Tout ce que la musique russe peut évoquer de force et de fermeté, de passion sourde et d’intensité, Danny Driver l’a livré mercredi soir à la Salle Bourgie. Dans le cadre de la série « Complètement piano » de la Fondation Arte Musica, durant laquelle les compositeurs russes sont mis à l’honneur, le pianiste proposait un récital autour de Bach, Schumann, Balakirev, Rachmaninov et Prokofiev.
Faut-il faire usage de la pédale dans Bach ? Entre ceux qui l’utilisent à outrance et ceux qui se refusent obstinément à l’employer, la palette de possibilités est large. Danny Driver, lui, a trouvé sa voie : la pédale, importante sans être jamais superflue, vient servir un jeu très sensible. Il joue volontiers legato, projette un son franc et recourt à quelques légers rubatos, dans une atmosphère générale de fluidité.

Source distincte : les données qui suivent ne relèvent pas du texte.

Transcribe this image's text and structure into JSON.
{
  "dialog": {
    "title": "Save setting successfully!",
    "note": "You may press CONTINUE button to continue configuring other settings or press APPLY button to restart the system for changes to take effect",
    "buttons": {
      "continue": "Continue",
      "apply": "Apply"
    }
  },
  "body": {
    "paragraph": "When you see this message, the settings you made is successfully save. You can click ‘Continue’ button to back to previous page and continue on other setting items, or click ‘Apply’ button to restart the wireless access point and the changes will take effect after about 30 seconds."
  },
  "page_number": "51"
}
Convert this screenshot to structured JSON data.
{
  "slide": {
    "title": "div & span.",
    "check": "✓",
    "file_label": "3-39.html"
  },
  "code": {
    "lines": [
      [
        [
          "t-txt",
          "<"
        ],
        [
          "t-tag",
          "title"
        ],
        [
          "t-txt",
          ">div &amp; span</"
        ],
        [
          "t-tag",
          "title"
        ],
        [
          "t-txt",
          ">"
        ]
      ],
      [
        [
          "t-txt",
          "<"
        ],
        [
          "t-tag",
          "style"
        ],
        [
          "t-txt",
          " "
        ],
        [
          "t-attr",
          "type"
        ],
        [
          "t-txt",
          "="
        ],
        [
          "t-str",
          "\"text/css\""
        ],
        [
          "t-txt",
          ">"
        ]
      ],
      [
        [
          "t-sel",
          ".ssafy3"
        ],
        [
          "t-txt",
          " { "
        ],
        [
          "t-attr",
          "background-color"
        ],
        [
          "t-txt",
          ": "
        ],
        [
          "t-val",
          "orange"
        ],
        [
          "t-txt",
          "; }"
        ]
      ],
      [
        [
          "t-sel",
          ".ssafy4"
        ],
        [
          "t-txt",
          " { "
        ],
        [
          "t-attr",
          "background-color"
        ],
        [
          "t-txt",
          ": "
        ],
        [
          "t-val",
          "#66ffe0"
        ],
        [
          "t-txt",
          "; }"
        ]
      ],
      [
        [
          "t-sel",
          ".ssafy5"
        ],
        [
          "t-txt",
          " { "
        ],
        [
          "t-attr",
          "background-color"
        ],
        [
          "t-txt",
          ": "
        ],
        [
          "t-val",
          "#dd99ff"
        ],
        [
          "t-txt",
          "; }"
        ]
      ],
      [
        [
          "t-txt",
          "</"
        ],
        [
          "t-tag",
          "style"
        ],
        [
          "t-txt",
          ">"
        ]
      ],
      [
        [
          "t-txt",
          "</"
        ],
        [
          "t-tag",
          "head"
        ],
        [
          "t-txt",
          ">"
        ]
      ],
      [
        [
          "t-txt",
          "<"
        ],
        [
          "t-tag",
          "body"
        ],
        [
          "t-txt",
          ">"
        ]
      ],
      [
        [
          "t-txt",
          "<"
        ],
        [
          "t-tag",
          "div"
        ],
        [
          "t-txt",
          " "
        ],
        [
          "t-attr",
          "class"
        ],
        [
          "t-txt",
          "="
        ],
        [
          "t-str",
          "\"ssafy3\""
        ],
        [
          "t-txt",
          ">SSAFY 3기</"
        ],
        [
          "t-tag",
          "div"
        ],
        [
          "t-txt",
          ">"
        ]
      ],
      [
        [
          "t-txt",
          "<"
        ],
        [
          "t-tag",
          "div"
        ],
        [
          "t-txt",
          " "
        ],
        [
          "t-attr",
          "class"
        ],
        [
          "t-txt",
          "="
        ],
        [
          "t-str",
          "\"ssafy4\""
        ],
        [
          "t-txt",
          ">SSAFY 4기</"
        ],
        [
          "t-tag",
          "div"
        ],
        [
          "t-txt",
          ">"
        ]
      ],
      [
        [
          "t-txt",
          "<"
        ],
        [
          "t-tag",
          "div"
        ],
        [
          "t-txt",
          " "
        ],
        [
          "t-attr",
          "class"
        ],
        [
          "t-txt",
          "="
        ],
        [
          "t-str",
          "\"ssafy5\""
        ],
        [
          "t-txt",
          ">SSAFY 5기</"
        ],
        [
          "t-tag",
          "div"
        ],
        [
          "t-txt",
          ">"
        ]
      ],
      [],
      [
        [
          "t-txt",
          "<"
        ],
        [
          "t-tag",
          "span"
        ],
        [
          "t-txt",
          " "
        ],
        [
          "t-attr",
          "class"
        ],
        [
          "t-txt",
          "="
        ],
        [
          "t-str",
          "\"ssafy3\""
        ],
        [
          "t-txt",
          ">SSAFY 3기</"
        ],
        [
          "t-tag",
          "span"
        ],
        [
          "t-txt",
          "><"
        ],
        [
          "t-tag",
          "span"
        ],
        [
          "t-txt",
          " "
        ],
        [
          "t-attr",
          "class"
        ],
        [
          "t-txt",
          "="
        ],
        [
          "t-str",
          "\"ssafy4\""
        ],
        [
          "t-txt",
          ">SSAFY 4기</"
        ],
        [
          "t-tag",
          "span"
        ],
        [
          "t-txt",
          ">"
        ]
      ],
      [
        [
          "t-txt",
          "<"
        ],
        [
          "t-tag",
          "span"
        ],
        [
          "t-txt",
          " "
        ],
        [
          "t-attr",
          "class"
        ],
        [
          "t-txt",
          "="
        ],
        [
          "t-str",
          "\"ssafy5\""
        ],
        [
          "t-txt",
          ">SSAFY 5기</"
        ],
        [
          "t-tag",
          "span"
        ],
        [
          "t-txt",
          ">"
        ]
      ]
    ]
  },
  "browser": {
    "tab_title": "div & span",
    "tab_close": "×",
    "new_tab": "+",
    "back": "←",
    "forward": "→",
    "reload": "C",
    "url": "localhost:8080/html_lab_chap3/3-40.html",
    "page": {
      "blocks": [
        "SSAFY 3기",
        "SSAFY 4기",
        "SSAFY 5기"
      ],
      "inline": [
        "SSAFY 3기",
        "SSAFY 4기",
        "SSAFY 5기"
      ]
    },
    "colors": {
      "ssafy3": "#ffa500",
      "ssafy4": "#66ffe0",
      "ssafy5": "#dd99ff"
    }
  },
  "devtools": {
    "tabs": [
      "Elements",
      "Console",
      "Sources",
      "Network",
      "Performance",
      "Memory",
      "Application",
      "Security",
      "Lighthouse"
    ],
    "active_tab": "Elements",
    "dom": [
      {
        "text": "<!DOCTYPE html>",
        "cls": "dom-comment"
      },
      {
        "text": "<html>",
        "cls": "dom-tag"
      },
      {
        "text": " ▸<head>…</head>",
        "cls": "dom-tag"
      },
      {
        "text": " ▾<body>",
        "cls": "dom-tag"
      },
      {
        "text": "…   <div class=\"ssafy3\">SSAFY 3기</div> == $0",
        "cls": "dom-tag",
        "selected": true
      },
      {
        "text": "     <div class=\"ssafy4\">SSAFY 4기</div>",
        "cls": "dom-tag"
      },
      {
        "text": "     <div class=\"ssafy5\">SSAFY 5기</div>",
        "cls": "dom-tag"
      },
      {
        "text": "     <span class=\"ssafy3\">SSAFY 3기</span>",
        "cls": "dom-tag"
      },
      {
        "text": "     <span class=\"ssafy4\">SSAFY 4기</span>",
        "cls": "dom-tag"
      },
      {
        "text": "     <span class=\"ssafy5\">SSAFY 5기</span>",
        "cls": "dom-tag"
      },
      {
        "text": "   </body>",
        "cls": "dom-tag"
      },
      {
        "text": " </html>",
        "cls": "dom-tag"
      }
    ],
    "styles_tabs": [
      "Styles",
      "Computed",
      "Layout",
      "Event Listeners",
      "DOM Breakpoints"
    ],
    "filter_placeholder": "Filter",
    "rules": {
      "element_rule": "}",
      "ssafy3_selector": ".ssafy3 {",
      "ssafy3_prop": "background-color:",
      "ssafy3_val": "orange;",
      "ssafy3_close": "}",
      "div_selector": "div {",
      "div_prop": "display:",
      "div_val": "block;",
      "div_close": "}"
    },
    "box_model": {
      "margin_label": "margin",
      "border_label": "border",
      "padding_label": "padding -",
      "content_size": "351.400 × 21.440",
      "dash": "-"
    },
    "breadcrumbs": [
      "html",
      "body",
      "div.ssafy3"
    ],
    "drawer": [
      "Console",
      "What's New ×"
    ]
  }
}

Il donne en outre à chaque voix beaucoup de personnalité, comme dans la Sarabande de la Suite française n° 5, où, pour offrir un joli contraste, la main gauche se déplace un peu lourdement sous une main droite chantante et légère.
Le son de Danny Driver est généralement large et imposant, à tout le moins dans un répertoire plus romantique. Les Études symphoniques de Schumann, le Nocturne de Balakirev et les trois Études-tableaux de Rachmaninov choisies lui ont permis d’en faire la démonstration. Dans Schumann, il offre une introduction solide et y dépose avec fermeté ses accords. Toute la pièce se ressent ensuite d’une énergie très chaude. Il laisse résonner longuement les harmonies et, sans jamais tomber dans la sensiblerie, donne libre cours à son sentiment. La dernière étude, elle, est éclatante, comme on pouvait s’y attendre, mais à ce propos, une remarque : elle l’aurait été davantage encore, nous semble-t-il, si toute la bouillonnante énergie dont il est capable avait été un peu plus contenue au fil des sections précédentes.